For technical details, refer to the GitHub Gist PoC Code and VulDB entry #280339.
Detection Methods for CVE-2024-9974
Indicators of Compromise
- POST requests to classes/Master.php?f=add_to_card containing SQL metacharacters such as single quotes, UNION, SELECT, SLEEP(, or comment sequences (--, #, /*) in the product_id field.
- Unusual database errors logged by the application referencing the cart functionality.
- Anomalous response times on the add_to_card endpoint indicating time-based blind injection probes.
- Web server access logs showing repeated add_to_card POSTs from the same source with varying product_id values.
Detection Strategies
- Deploy web application firewall (WAF) rules that inspect POST bodies for SQL injection signatures targeting the product_id parameter.
- Enable database query logging and alert on syntax errors originating from the add_to_card code path.
- Monitor for product_id values that are non-numeric or exceed expected length, since legitimate values are integer identifiers.
Monitoring Recommendations
- Correlate authentication events with cart endpoint activity to identify low-privilege accounts exhibiting injection behavior.
- Track outbound database connections and query volumes for sudden spikes consistent with mass data extraction.
- Retain HTTP request and response logs for the affected endpoint for forensic review.
How to Mitigate CVE-2024-9974
Immediate Actions Required
- Restrict network access to Online Eyewear Shop 1.0 deployments until a vendor patch is available.
- Place the application behind a WAF configured with SQL injection rule sets.

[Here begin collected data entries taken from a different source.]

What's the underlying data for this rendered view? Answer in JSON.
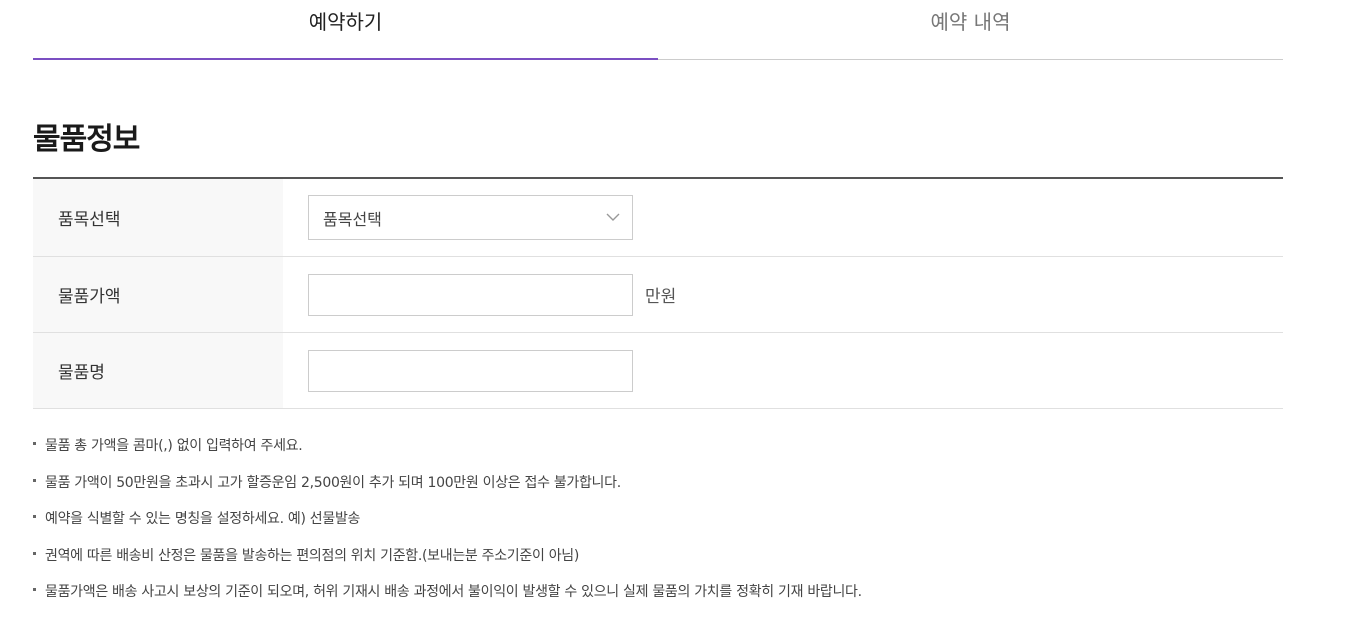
{
  "tabs": [
    {
      "label": "예약하기",
      "active": true
    },
    {
      "label": "예약 내역",
      "active": false
    }
  ],
  "colors": {
    "accent": "#7b4fc2",
    "label_bg": "#f8f8f8",
    "border": "#cccccc"
  },
  "section": {
    "title": "물품정보"
  },
  "form": {
    "category": {
      "label": "품목선택",
      "selected": "품목선택",
      "icon": "chevron-down-icon"
    },
    "price": {
      "label": "물품가액",
      "value": "",
      "unit": "만원"
    },
    "name": {
      "label": "물품명",
      "value": ""
    }
  },
  "notes": [
    "물품 총 가액을 콤마(,) 없이 입력하여 주세요.",
    "물품 가액이 50만원을 초과시 고가 할증운임 2,500원이 추가 되며 100만원 이상은 접수 불가합니다.",
    "예약을 식별할 수 있는 명칭을 설정하세요. 예) 선물발송",
    "권역에 따른 배송비 산정은 물품을 발송하는 편의점의 위치 기준함.(보내는분 주소기준이 아님)",
    "물품가액은 배송 사고시 보상의 기준이 되오며, 허위 기재시 배송 과정에서 불이익이 발생할 수 있으니 실제 물품의 가치를 정확히 기재 바랍니다."
  ]
}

- Audit the classes/Master.php file and refactor add_to_card to use parameterized queries with PDO or mysqli prepared statements.
- Review database accounts used by the application and apply least-privilege permissions.
Patch Information
No official vendor patch is listed in the NVD references for CVE-2024-9974. Operators should monitor the SourceCodester project page for updates. Until an official fix is released, code-level remediation by application owners is required.
Workarounds
- Replace string-concatenated SQL in the add_to_card function with prepared statements that bind product_id as an integer.
- Add server-side input validation to reject non-numeric product_id values before they reach the database layer.
- Disable the cart endpoint or take the application offline if it is exposed to untrusted networks and cannot be patched promptly.
# Example: enforce integer validation in PHP before query execution
# $product_id = filter_input(INPUT_POST, 'product_id', FILTER_VALIDATE_INT);
# if ($product_id === false) { http_response_code(400); exit('Invalid product_id'); }
# $stmt = $pdo->prepare('INSERT INTO cart (product_id, user_id) VALUES (:pid, :uid)');
# $stmt->execute([':pid' => $product_id, ':uid' => $user_id]);
Disclaimer: This content was generated using AI. While we strive for accuracy, please verify critical information with official sources.